Resensi itu asal katanya dari bahasa negerinya Ruud van Nistelrooy (dari kata recensie). Dalam bahasa Inggris, kamu bisa dapetin padanan katanya dengan istilah review (ini juga berasal dari bahasa Latin: revidere; re “kembali”, videre “melihat”). Dalam bahasa Indonesia, kita suka mengenal istilah timbangan buku, tinjauan buku, pembicaraan buku, belakangan muncul istilah populer: bedah buku. Sebenarnya meresensi nggak terbatas pada buku (baik fiksi dan nonfiksi) aja lho. Pementasan seni seperti film, sinetron, tari, drama, musik, atau kaset dan VCD juga bisa kita kupas abis isinya. Nggak hanya itu, resensi juga bisa dilakukan untuk pemeran seni macam seni lukis dan seni patung. Oke deh, itu cuma sekilas info soal asal mula kata resensi. Moga kamu makin ngeh dengan penjelasan ini.

Nah, sebagai salah satu komoditi dari menulis, meresensi adalah pekerjaan yang menyenangkan. Suer. Kagak bohong. Jika kamu berhasil meresensi sebuah buku bermutu. Maka, selain kamu bisa membaca dan menilai buku itu secara luar-dalam, kamu juga jadi dapat wawasan baru. Dan tentunya berkah baru. Berkah? Benar. Jika hasil resensi kita tentang suatu buku bagus dan dimuat di media massa, maka penerbit yang baik hati akan memberimu bingkisan. Mulai dari buku-buku baru, juga ada yang rela ngasih uang saku. Walah, uenak tenaan rek!

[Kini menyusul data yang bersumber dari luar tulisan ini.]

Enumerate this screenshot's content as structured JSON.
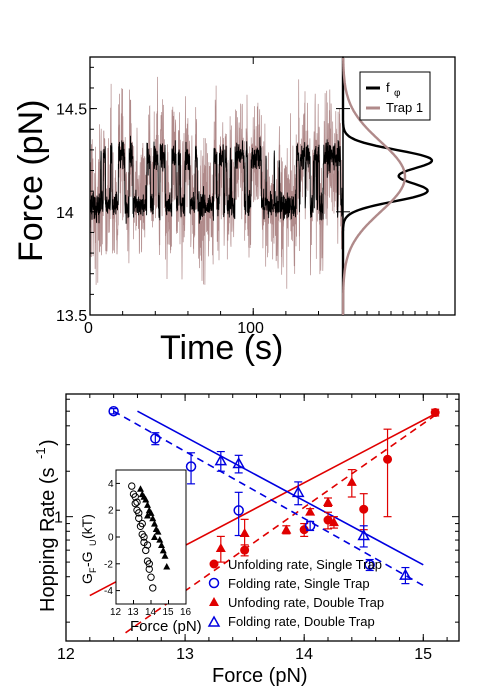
{
  "chart_data": [
    {
      "type": "line",
      "panel": "top",
      "xlabel": "Time (s)",
      "ylabel": "Force (pN)",
      "xlim": [
        0,
        155
      ],
      "ylim": [
        13.5,
        14.75
      ],
      "xticks": [
        "0",
        "100"
      ],
      "yticks": [
        "13.5",
        "14",
        "14.5"
      ],
      "series": [
        {
          "name": "f_φ",
          "color": "#000000",
          "levels": [
            14.03,
            14.27
          ],
          "noise": 0.05
        },
        {
          "name": "Trap 1",
          "color": "#b08a8a",
          "levels": [
            14.03,
            14.27
          ],
          "noise": 0.22
        }
      ],
      "legend": {
        "labels": [
          "f",
          "φ",
          "Trap 1"
        ],
        "placement": "top-right"
      },
      "histograms": [
        {
          "series": "f_φ",
          "shape": "bimodal",
          "peaks": [
            14.1,
            14.25
          ]
        },
        {
          "series": "Trap 1",
          "shape": "broad",
          "peak": 14.17
        }
      ]
    },
    {
      "type": "scatter",
      "panel": "bottom",
      "xlabel": "Force (pN)",
      "ylabel": "Hopping Rate (s",
      "ylabel_sup": "-1",
      "ylabel_close": ")",
      "xlim": [
        12,
        15.3
      ],
      "ylog": true,
      "ylim": [
        0.15,
        6.5
      ],
      "xticks": [
        "12",
        "13",
        "14",
        "15"
      ],
      "ytick_label": "1",
      "series": [
        {
          "name": "Unfolding rate, Single Trap",
          "marker": "filled-circle",
          "color": "#e00000",
          "x": [
            13.5,
            14.0,
            14.2,
            14.5,
            14.7,
            15.1
          ],
          "y": [
            0.6,
            0.82,
            0.95,
            1.12,
            2.4,
            4.9
          ],
          "err": [
            0.05,
            0.08,
            0.12,
            0.3,
            1.4,
            0.25
          ]
        },
        {
          "name": "Folding rate, Single Trap",
          "marker": "open-circle",
          "color": "#0000e0",
          "x": [
            12.4,
            12.75,
            13.05,
            13.45,
            14.05,
            14.55
          ],
          "y": [
            5.0,
            3.3,
            2.15,
            1.1,
            0.87,
            0.48
          ],
          "err": [
            0.2,
            0.3,
            0.5,
            0.35,
            0.06,
            0.04
          ]
        },
        {
          "name": "Unfoding rate, Double Trap",
          "marker": "filled-triangle",
          "color": "#e00000",
          "x": [
            13.3,
            13.5,
            13.85,
            14.05,
            14.2,
            14.25,
            14.4
          ],
          "y": [
            0.62,
            0.78,
            0.82,
            1.08,
            1.25,
            0.92,
            1.7
          ],
          "err": [
            0.12,
            0.18,
            0.05,
            0.05,
            0.08,
            0.08,
            0.35
          ]
        },
        {
          "name": "Folding rate, Double Trap",
          "marker": "open-triangle",
          "color": "#0000e0",
          "x": [
            13.3,
            13.45,
            13.95,
            14.5,
            14.85
          ],
          "y": [
            2.35,
            2.25,
            1.45,
            0.75,
            0.41
          ],
          "err": [
            0.35,
            0.3,
            0.25,
            0.12,
            0.05
          ]
        }
      ],
      "fit_lines": [
        {
          "style": "solid",
          "color": "#e00000",
          "from": [
            12.2,
            0.3
          ],
          "to": [
            15.1,
            4.8
          ]
        },
        {
          "style": "dashed",
          "color": "#e00000",
          "from": [
            12.5,
            0.17
          ],
          "to": [
            15.1,
            4.7
          ]
        },
        {
          "style": "solid",
          "color": "#0000e0",
          "from": [
            12.6,
            5.0
          ],
          "to": [
            15.0,
            0.48
          ]
        },
        {
          "style": "dashed",
          "color": "#0000e0",
          "from": [
            12.4,
            5.0
          ],
          "to": [
            15.0,
            0.35
          ]
        }
      ],
      "legend_placement": "bottom-right",
      "inset": {
        "type": "scatter",
        "xlabel": "Force (pN)",
        "ylabel": "G",
        "ylabel_parts": [
          "F",
          "-G",
          "U",
          " (kT)"
        ],
        "xlim": [
          12,
          16
        ],
        "ylim": [
          -5,
          5
        ],
        "xticks": [
          "12",
          "13",
          "14",
          "15",
          "16"
        ],
        "yticks": [
          "4",
          "2",
          "0",
          "-2",
          "-4"
        ],
        "series": [
          {
            "name": "Single Trap",
            "marker": "open-circle",
            "color": "#000000",
            "x": [
              12.9,
              13.0,
              13.1,
              13.2,
              13.3,
              13.4,
              13.5,
              13.6,
              13.7,
              13.8,
              13.9,
              14.0,
              14.1,
              13.1,
              13.3,
              13.6,
              13.9,
              13.2,
              13.5,
              13.8
            ],
            "y": [
              3.8,
              3.2,
              2.5,
              2.0,
              1.4,
              0.8,
              0.2,
              -0.4,
              -1.0,
              -1.8,
              -2.4,
              -3.0,
              -3.8,
              3.0,
              1.8,
              0.0,
              -2.0,
              2.6,
              1.0,
              -0.6
            ]
          },
          {
            "name": "Double Trap",
            "marker": "filled-triangle",
            "color": "#000000",
            "x": [
              13.4,
              13.6,
              13.8,
              14.0,
              14.2,
              14.4,
              14.6,
              14.8,
              14.9,
              13.5,
              13.7,
              13.9,
              14.1,
              14.3,
              14.5,
              14.7,
              13.8,
              14.2
            ],
            "y": [
              3.6,
              3.0,
              2.4,
              1.8,
              1.0,
              0.4,
              -0.6,
              -1.4,
              -2.2,
              3.2,
              2.8,
              2.0,
              1.4,
              0.6,
              -0.2,
              -1.0,
              1.6,
              0.0
            ]
          }
        ]
      }
    }
  ]
}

Itu sebabnya, sebagai sebuah keterampilan, meresensi buku juga bisa kamu geluti. Mungkin ada yang belum bisa gimana caranya meresensi buku. Coba tunjuk jari bagi kamu yang belum bisa meresensi buku. Oke deh, biar ‘adil’, saya akan ngasih sedikit tip hasil gabungan antara teori dan praktik berdasarkan pengalaman saya. BTW, gini-gini juga saya sering ngerensi buku lho.. (pede abis bo!) J

Omong-omong, apa sih tujuan utama kita meresensi?

  1. Memberikan informasi atau pemahaman yang komprehensif (menyeluruh) tentang apa yang tampak dan terungkap dalam sebuah produk (buku, kaset, film, sinetron dan sejenisnya yang udah saya sebutkan di atas).
  2. Mengajak pembaca untuk memikirkan, merenungkan, dan mendiskusikan lebih jauh fenomena atau problema yang muncul dalam sebuah produk.
  3. Memberikan pertimbangan kepada pembaca apakah sebuah produk pantas mendapat sambutan masyarakat atau malah sambitan? J
  4. Menjawab pertanyaan yang (mungkin) muncul jika seseorang melihat produk yang baru diluncurkan (diterbitkan), seperti: (selain buku, sesuaikan dengan kategorinya)
    1. Siapa pengarangnya? (kalo film/sinetron/drama; siapa sutradara dan para pemainnya? Untuk seni luksi; siapa pelukisnya?).
    2. Mengapa ia menulis buku tersebut?
    3. Apa pernyataannya?
    4. Bagaimana hubungannya dengan buku-buku sejenis karya pengarang yang sama?
    5. Bagaimana hubungannya dengan buku-buku sejenis yang dihasilkan pengarang-pengarang lain?
  5. Untuk segolongan pembaca resensi yang:
    1. Membaca agar mendapatkan bimbingan dalam memilih-milih buku tersebut.
    2. Setelah membaca resensi produk berminat untuk membaca atau mencocokkan seperti apa yang ditulis dalam resensi.
    3. Tidak ada waktu untuk membaca buku kemudian mengandalkan resensi sebagai sumber informasi.

Nah, di sinilah kalo kita menulis sebuah resensi akan membantu teman-teman yang

Barangkali nggak punya waktu untuk memperhatikan buku, film, sinetron, dan sejenisnya jadi terbantu untuk mendapatkan sumber informasinya dari sebuah resensi. Asyik nggak bisa bantu orang?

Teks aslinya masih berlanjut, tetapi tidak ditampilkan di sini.